Connected by cancer and tattoos
Monita has three tattoos; the first is four lotus flowers for each member of her family. Her meaning of this tattoo is survival as the lotus flower can withstand all conditions. The second tattoo is the saying, “The time when you have seen only one set of footprints is when I carried you” and is dedicated to her husband, Henry. The third is an incomplete breast cancer ribbon on her left wrist.
Connected by cancer and tattoos

Alison Chapman (38) lives with her 14-year old son in Greenstone, JHB.

Alison’s mother, Christine, meant everything to her. She wasn’t just her mom, but her best friend, her hero, her strength, her confidante and now her guardian angel. Christine was diagnosed with breast cancer in June 2010. Alison watched her mom fight the battle – she sat with her through all her chemotherapy sessions, as her father couldn’t bear to see people suffering, and most of all she kept her mom positive. “That’s really all you can do,” Alison noted.

After six months of chemo, a mastectomy, 33 radiation sessions and breast reconstruction, Christine was in remission and Alison believed all her prayers were answered, but then her world fell apart in December 2012. Her mother’s cancer had spread to her liver and bones. After another three months of chemo, cancerous lesions (abnormal tissues) were found on her skull; chemo was stopped and radiation for the skull commenced. “But in May 2013, her body gave up – it just couldn’t anymore,” Alison explained.

Alison got the tattoo done at Outlawz Ink in Alberton,    a few months after her mom’s passing. “I got it in honour and remembrance of my mother…the English rose was her favourite flower; she always wanted to get one tattooed on herself, but there wasn’t enough time,” she explained. Alison didn’t find the two-hour procedure physically painful, but rather emotionally painful. She went on to explain, “All the memories came flooding back…but now a part of my mom will forever be with me. I cried the whole way through.” Alison has two other tattoos: her son’s footprints on her lower back and his handprints on the upper part of her back.

Ever since her mom was first diagnosed, Alison religiously went for check-ups. Alison suffers with fibroadenomas (tumours formed of mixed fibrous and glandular tissue) and when she went for an ultrasound last year June, the fibroadenoma in the left breast had grown.

A biopsy was done, but it was benign. Six months later, another ultrasound was done and it had grown even more; she was then referred to a breast surgeon for it to be surgically removed. She asked the surgeon to remove the fibroadenoma in the right breast as well, and now looking back, she sees this action as pure instinct as the right fibroadenoma was actually the cancerous one. “You always have to follow your gut,” Alison said. Both were removed and the young mother was officially diagnosed with breast cancer.

“After many sleepless nights on a tear-soaked pillow, I got my head around my diagnosis. This was something I had to beat, not only for myself, but for my mother too…Looking at my son gave me the power to kick cancer in the butt and fight,” Alison said.

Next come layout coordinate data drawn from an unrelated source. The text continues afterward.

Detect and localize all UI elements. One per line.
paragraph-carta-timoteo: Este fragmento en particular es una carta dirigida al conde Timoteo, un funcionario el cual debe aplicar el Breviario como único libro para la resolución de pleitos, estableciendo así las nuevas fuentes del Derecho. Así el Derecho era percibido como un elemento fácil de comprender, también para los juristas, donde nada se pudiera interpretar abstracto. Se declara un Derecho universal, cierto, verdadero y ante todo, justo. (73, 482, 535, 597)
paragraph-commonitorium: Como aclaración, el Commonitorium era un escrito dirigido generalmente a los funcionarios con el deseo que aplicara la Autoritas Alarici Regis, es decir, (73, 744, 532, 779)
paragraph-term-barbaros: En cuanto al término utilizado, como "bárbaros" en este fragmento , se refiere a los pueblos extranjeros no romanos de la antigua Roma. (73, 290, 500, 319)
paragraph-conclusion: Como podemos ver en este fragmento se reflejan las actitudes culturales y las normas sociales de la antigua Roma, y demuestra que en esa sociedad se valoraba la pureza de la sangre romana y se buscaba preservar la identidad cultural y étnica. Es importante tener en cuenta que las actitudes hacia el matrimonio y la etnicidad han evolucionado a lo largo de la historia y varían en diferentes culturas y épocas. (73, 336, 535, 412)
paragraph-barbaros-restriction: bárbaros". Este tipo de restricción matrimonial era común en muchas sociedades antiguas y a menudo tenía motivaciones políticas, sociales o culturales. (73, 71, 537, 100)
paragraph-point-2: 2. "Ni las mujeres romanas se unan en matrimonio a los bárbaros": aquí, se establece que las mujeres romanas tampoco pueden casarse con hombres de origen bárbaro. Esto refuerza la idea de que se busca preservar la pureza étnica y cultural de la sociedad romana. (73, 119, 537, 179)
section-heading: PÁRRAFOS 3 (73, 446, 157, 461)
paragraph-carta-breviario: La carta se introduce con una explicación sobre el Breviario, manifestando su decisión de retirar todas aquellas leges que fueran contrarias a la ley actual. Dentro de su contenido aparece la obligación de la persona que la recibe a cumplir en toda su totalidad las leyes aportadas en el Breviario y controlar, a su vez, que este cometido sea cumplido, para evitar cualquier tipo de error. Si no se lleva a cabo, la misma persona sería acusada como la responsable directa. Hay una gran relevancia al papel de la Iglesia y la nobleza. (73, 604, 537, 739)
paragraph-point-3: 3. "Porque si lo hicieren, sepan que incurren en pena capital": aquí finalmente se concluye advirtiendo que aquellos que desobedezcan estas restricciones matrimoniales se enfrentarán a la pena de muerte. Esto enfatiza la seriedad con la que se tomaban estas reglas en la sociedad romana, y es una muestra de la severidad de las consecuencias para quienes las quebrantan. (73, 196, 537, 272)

Alison’s sentinel lymph nodes were tested and came out clean. Her double mastectomy and reconstruction – she opted to have implants – took place in March 2016. For the next five years, Alison will be injected with Lucrine, every three months, and will have to take tamoxifen tablets everyday. Her nipple reconstruction will be completed this October.

This brave mother plans on having two more tattoos done, on her shoulder blade, in honour of her own battle; the first, which is a saying – “Supporting the fighters, admiring the survivors, honouring the taken and never, ever giving up hope” – will be done before all her treatment in finished, and the second – a Hello Kitty with boxing gloves on – will be done once all her treatment is completed in 2021.

Alison's tattoo

Connected by cancer and tattoos
Alison got her tattoo – a pink breast cancer ribbon, an English rose and her mother’s birthdate and date of passing – in honour and remembrance of her mother, Christine, who lost her battle with cancer in May 2013.